Maude had a perfect memory, and after that she would quote those verses of Matthew whenever anyone objected to her lack of coverings. When I said that she had to look at these words in context, she wouldn't consider it. Christ had spoken, He could not possibly be mistaken, and that was that.
I began to understand the saying about how a little knowledge was a dangerous thing, and why the Church does not encourage laymen to read the Bible.
When I asked her to please not argue with the bishop about religion, she asked what a bishop was, and we were promptly into another long, one-sided conversation.
From the Diary of Conrad Stargard
JUNE 5, 1249
I spent the day preparing to invade a major part of the Holy Roman Empire. Ordering up six more battalions of infantry was the easy part. Harder was the fact that our infantry could not move efficiently without a railroad going where they wanted to go. You see, our equipment and tactics had all been designed with defending the country in mind. Until recently, very little work or thought had gone into offense.

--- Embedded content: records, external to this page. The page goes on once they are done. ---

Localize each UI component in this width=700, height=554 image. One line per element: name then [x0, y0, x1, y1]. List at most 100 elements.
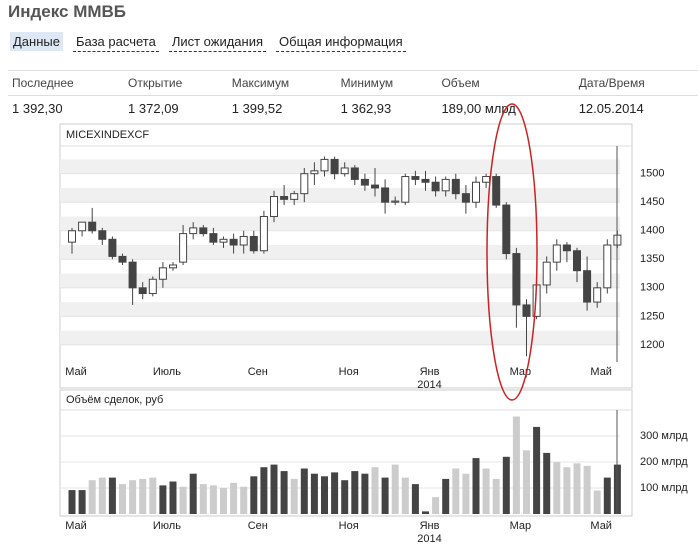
volume-bar	[108, 477, 116, 514]
candle-body	[583, 270, 592, 303]
col-header: Дата/Время	[574, 70, 698, 96]
x-tick-label: Ноя	[339, 520, 359, 532]
candle-body	[290, 193, 299, 200]
candle-body	[502, 204, 511, 255]
y-tick-label: 1500	[640, 168, 664, 180]
x-tick-label: Сен	[248, 366, 268, 378]
volume-bar	[240, 486, 248, 514]
tabs: Данные База расчета Лист ожидания Общая инф…	[10, 32, 416, 52]
volume-bar	[492, 478, 500, 514]
candle-body	[209, 233, 218, 243]
volume-bar	[563, 467, 571, 514]
volume-bar	[533, 426, 541, 514]
y-tick-label: 1200	[640, 339, 664, 351]
candle-body	[451, 178, 460, 195]
candle-body	[593, 287, 602, 303]
y-tick-label: 100 млрд	[640, 482, 688, 494]
volume-bar	[583, 465, 591, 514]
volume-bar	[603, 477, 611, 514]
tab[interactable]: Данные	[10, 32, 63, 51]
volume-bar	[452, 468, 460, 514]
col-header: Максимум	[227, 70, 337, 96]
volume-bar	[98, 477, 106, 514]
volume-bar	[280, 471, 288, 514]
band	[60, 159, 620, 174]
chart-title: MICEXINDEXCF	[66, 129, 149, 141]
candle-body	[381, 187, 390, 203]
volume-bar	[250, 476, 258, 514]
volume-bar	[341, 480, 349, 514]
tab[interactable]: Лист ожидания	[168, 32, 267, 52]
volume-bar	[442, 478, 450, 514]
volume-bar	[331, 472, 339, 514]
candle-body	[169, 264, 177, 269]
tab[interactable]: Общая информация	[276, 32, 406, 52]
candle-body	[472, 181, 480, 203]
x-tick-label-line: 2014	[417, 379, 441, 391]
candle-body	[421, 178, 430, 183]
volume-bar	[391, 464, 399, 514]
y-tick-label: 1300	[640, 282, 664, 294]
cell: 1 362,93	[340, 101, 392, 116]
band	[60, 273, 620, 288]
y-tick-label: 200 млрд	[640, 456, 688, 468]
candle-body	[492, 176, 501, 206]
candle-body	[98, 230, 107, 240]
volume-bar	[512, 416, 520, 514]
volume-bar	[401, 477, 409, 514]
candle-body	[158, 267, 167, 280]
x-tick-label: Май	[65, 366, 87, 378]
candle-body	[573, 250, 581, 272]
candle-body	[229, 238, 238, 246]
cell: 189,00 млрд	[441, 101, 516, 116]
volume-bar	[422, 511, 429, 514]
candle-body	[300, 173, 309, 195]
candle-body	[249, 235, 258, 252]
candle-body	[189, 227, 198, 235]
x-tick-label: Июль	[153, 520, 181, 532]
candle-body	[340, 167, 349, 175]
volume-bar	[310, 473, 318, 514]
x-tick-label: Июль	[153, 366, 181, 378]
x-tick-label-line: Янв	[420, 366, 440, 378]
candle-body	[330, 158, 339, 175]
candle-body	[128, 261, 137, 289]
volume-bar	[220, 488, 227, 514]
volume-bar	[432, 497, 440, 514]
cell: 12.05.2014	[578, 101, 644, 116]
band	[60, 216, 620, 231]
volume-frame	[59, 389, 633, 517]
candle-body	[270, 196, 278, 217]
volume-bar	[482, 468, 490, 514]
y-tick-label: 1450	[640, 196, 664, 208]
volume-bar	[260, 467, 268, 514]
volume-bar	[523, 450, 530, 514]
candle-body	[552, 244, 561, 263]
candle-body	[78, 221, 87, 232]
col-header: Открытие	[124, 70, 228, 96]
volume-bar	[361, 473, 369, 514]
volume-bar	[411, 484, 419, 514]
volume-bar	[179, 486, 187, 514]
volume-bar	[119, 484, 126, 514]
candle-body	[350, 167, 359, 180]
highlight-ellipse	[486, 103, 538, 401]
candle-body	[148, 278, 157, 295]
tab[interactable]: База расчета	[72, 32, 159, 52]
volume-bar	[209, 485, 217, 514]
y-tick-label: 300 млрд	[640, 430, 688, 442]
x-tick-label: Мар	[510, 520, 532, 532]
volume-bar	[68, 490, 76, 514]
volume-bar	[462, 473, 470, 514]
volume-bar	[78, 490, 86, 514]
candle-body	[512, 253, 521, 306]
candle-body	[108, 238, 117, 257]
candle-body	[259, 215, 268, 252]
chart-title: Объём сделок, руб	[66, 394, 163, 406]
candle-body	[118, 255, 127, 263]
volume-bar	[199, 484, 207, 514]
band	[60, 302, 620, 317]
volume-bar	[169, 481, 177, 514]
candle-body	[441, 178, 450, 192]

Units like the Wolves could go anywhere fast, as much as four gross miles a day, but we only had a single company of them.
A platoon of men could pull their war cart six dozen miles a day when they were rolling on steel rails. With some men pulling and some men sleeping, they could go around the clock. Averaged out, they were much faster than the enemy's conventional cavalry.
Put the same platoon on a good conventional road, and the best they could do was about two dozen miles, since it took all of them, pulling hard, to move the heavy thing on a dirt surface. There was no possibility of rolling around the clock.
The existing roads from Lubusz to Brandenburg were not very good, and in some sections it was doubtful if a single platoon could make a war cart move at all!
We had to get our infantry into Brandenburg, and once there, we needed to give them some mobility.
Then, we not only had to take and to occupy Brandenburg — an area of about six thousand square miles — we had to bring it into our system, and fast!
If the conversion went quickly and smoothly, the bulk of the Slavic-speaking population would be eagerly on our side, and the former conquerors would be dispirited.
If we let the German-speaking minority have time to organize itself, we could see factional fighting and guerrilla warfare for many years.